FlingBot: The Unreasonable Effectiveness of Dynamic Manipulation for Cloth Unfolding

TL;DR

FlingBot introduces a self-supervised learning framework that leverages dynamic flinging actions for efficient cloth unfolding, outperforming static methods and generalizing to larger and different cloth types, including real-world applications.

Contribution

The paper presents FlingBot, a novel approach that uses dynamic flinging actions with a dual-arm robot to unfold cloth efficiently, surpassing static methods and enabling larger and varied cloth manipulation.

Findings

Achieves over 80% coverage within 3 actions on new cloths.

Successfully unfolds cloths larger than the robot's reach.

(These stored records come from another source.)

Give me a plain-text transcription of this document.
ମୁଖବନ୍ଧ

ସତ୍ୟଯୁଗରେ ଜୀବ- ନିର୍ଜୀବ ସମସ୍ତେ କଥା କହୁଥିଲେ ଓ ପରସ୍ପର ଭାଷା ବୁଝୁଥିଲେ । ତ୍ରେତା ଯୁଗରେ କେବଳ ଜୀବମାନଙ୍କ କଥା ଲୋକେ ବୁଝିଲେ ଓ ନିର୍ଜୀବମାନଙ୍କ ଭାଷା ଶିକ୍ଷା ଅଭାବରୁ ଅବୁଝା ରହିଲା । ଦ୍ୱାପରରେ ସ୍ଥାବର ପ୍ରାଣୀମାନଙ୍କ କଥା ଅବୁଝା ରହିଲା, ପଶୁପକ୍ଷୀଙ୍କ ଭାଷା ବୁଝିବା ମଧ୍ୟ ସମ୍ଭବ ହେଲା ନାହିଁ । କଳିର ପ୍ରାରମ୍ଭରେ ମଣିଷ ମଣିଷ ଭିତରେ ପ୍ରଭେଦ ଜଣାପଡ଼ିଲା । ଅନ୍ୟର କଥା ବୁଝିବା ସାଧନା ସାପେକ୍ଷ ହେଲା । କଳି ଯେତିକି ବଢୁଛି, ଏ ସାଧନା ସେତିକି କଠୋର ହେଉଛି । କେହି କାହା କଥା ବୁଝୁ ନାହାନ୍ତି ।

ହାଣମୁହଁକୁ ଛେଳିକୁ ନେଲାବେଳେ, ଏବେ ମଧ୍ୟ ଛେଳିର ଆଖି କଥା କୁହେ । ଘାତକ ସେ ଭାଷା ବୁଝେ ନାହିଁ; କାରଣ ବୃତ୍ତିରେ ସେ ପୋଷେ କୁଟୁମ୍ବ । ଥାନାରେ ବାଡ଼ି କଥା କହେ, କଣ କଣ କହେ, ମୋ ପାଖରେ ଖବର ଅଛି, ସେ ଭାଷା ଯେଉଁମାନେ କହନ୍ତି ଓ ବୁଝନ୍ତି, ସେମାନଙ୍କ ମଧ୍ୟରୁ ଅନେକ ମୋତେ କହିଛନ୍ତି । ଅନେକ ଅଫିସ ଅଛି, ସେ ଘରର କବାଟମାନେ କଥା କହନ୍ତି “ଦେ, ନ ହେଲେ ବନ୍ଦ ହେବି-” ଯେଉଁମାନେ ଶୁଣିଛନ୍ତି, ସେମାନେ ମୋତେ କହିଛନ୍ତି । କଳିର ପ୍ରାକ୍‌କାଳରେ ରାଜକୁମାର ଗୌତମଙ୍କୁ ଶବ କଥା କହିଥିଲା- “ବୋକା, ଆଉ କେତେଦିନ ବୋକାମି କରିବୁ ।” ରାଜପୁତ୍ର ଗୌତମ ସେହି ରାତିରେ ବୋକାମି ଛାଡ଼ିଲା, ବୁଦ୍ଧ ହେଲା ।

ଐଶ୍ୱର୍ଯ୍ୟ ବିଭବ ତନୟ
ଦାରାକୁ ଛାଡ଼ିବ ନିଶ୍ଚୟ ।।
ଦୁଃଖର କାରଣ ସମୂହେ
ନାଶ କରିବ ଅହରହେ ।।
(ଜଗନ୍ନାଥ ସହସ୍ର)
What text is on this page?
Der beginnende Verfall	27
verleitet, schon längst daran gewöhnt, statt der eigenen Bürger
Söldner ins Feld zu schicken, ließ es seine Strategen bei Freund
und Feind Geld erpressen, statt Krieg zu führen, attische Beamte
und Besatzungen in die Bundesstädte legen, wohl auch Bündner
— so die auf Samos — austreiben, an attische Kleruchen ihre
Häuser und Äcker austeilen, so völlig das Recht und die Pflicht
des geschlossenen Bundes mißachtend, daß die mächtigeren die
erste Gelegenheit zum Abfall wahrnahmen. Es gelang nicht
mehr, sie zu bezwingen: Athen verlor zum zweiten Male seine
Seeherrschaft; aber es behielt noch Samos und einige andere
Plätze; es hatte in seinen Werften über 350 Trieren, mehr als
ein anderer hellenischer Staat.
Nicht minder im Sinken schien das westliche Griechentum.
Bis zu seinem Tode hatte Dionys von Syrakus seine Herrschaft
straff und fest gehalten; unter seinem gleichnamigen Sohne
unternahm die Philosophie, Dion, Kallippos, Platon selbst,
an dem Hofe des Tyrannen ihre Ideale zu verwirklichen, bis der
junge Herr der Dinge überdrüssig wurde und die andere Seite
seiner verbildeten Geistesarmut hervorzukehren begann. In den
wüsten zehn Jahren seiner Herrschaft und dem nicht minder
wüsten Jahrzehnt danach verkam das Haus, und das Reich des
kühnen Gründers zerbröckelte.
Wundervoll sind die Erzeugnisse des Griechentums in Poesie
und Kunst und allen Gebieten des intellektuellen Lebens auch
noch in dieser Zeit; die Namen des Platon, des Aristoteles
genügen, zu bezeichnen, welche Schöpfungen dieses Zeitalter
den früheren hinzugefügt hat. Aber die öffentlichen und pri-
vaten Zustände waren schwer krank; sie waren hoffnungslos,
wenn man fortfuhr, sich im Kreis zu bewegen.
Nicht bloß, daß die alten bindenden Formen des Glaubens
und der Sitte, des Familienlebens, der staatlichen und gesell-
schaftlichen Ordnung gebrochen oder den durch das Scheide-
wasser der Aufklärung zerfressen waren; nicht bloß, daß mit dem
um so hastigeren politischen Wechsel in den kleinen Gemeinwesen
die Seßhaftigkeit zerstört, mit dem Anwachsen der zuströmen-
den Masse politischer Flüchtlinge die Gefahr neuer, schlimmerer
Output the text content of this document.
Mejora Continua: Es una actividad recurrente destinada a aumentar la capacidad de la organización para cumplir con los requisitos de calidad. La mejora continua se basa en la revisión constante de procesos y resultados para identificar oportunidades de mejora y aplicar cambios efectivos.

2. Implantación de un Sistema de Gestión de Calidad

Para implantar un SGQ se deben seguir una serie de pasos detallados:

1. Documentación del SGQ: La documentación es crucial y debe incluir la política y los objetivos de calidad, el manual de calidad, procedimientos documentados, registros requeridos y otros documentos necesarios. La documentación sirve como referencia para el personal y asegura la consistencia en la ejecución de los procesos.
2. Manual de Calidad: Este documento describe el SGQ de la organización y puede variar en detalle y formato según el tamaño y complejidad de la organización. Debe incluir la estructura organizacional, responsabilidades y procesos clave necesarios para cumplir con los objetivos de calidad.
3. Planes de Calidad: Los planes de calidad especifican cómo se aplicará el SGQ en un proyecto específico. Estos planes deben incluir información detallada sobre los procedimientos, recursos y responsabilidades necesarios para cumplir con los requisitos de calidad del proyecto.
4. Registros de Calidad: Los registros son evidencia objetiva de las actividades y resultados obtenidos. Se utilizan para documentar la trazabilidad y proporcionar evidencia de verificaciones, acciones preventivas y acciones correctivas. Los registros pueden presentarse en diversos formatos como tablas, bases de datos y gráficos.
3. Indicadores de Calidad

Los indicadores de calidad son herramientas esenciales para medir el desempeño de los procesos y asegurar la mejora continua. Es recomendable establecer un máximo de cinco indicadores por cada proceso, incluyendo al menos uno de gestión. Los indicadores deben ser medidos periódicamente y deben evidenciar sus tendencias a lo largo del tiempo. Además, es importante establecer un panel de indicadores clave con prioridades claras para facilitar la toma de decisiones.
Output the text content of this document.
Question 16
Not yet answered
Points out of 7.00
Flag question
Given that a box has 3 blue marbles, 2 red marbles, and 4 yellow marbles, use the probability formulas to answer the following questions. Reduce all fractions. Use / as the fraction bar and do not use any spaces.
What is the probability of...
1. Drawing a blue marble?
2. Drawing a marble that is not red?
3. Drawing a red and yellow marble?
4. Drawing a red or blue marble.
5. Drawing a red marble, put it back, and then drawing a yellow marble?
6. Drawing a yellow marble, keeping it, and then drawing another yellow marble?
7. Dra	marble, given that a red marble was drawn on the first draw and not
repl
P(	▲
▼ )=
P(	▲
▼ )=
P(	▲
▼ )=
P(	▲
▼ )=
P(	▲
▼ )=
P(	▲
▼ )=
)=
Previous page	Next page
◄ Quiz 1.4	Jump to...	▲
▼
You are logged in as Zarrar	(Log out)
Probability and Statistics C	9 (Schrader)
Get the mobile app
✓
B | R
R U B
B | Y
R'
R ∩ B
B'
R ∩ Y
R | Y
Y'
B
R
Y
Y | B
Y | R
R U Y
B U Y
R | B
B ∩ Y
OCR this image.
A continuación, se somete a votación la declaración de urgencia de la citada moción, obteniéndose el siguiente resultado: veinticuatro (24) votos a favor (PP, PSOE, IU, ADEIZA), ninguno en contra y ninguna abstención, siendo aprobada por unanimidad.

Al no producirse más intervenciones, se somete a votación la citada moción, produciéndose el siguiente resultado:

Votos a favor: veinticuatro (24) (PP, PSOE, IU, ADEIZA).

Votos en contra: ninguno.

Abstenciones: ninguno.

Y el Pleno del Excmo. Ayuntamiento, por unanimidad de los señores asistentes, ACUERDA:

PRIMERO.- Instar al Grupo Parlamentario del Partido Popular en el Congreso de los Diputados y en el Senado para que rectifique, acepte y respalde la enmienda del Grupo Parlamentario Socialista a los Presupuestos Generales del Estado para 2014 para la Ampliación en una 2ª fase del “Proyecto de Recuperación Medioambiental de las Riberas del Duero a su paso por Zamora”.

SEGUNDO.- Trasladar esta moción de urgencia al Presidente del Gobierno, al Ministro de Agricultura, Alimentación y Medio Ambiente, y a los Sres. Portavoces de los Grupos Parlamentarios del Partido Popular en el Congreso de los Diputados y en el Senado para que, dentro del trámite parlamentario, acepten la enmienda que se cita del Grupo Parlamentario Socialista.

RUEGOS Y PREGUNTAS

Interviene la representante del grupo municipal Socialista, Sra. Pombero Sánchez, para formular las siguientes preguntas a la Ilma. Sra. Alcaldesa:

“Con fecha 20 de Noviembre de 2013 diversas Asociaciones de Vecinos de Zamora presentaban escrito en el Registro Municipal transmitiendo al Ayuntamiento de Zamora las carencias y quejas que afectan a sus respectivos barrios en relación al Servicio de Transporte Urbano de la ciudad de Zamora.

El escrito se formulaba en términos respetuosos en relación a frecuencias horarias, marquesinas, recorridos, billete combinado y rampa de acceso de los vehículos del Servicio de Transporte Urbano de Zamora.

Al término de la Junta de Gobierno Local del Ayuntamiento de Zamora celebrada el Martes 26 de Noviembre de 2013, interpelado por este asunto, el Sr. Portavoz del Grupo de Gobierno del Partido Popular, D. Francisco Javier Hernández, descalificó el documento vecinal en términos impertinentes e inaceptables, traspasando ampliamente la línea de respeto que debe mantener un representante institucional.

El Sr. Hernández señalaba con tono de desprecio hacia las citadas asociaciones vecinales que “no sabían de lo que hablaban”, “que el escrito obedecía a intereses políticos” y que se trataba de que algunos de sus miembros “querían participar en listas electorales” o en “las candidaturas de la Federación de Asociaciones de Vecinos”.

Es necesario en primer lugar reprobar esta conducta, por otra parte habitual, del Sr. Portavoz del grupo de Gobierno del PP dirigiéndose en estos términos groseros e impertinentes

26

Generalizes to T-shirts despite training on rectangular cloths.

Abstract

High-velocity dynamic actions (e.g., fling or throw) play a crucial role in our everyday interaction with deformable objects by improving our efficiency and effectively expanding our physical reach range. Yet, most prior works have tackled cloth manipulation using exclusively single-arm quasi-static actions, which requires a large number of interactions for challenging initial cloth configurations and strictly limits the maximum cloth size by the robot's reach range. In this work, we demonstrate the effectiveness of dynamic flinging actions for cloth unfolding with our proposed self-supervised learning framework, FlingBot. Our approach learns how to unfold a piece of fabric from arbitrary initial configurations using a pick, stretch, and fling primitive for a dual-arm setup from visual observations. The final system achieves over 80% coverage within 3 actions on novel cloths, can unfold cloths larger than the system's reach range, and generalizes to T-shirts despite being trained on only rectangular cloths. We also finetuned FlingBot on a real-world dual-arm robot platform, where it increased the cloth coverage over 4 times more than the quasi-static baseline did. The simplicity of FlingBot combined with its superior performance over quasi-static baselines demonstrates the effectiveness of dynamic actions for deformable object manipulation.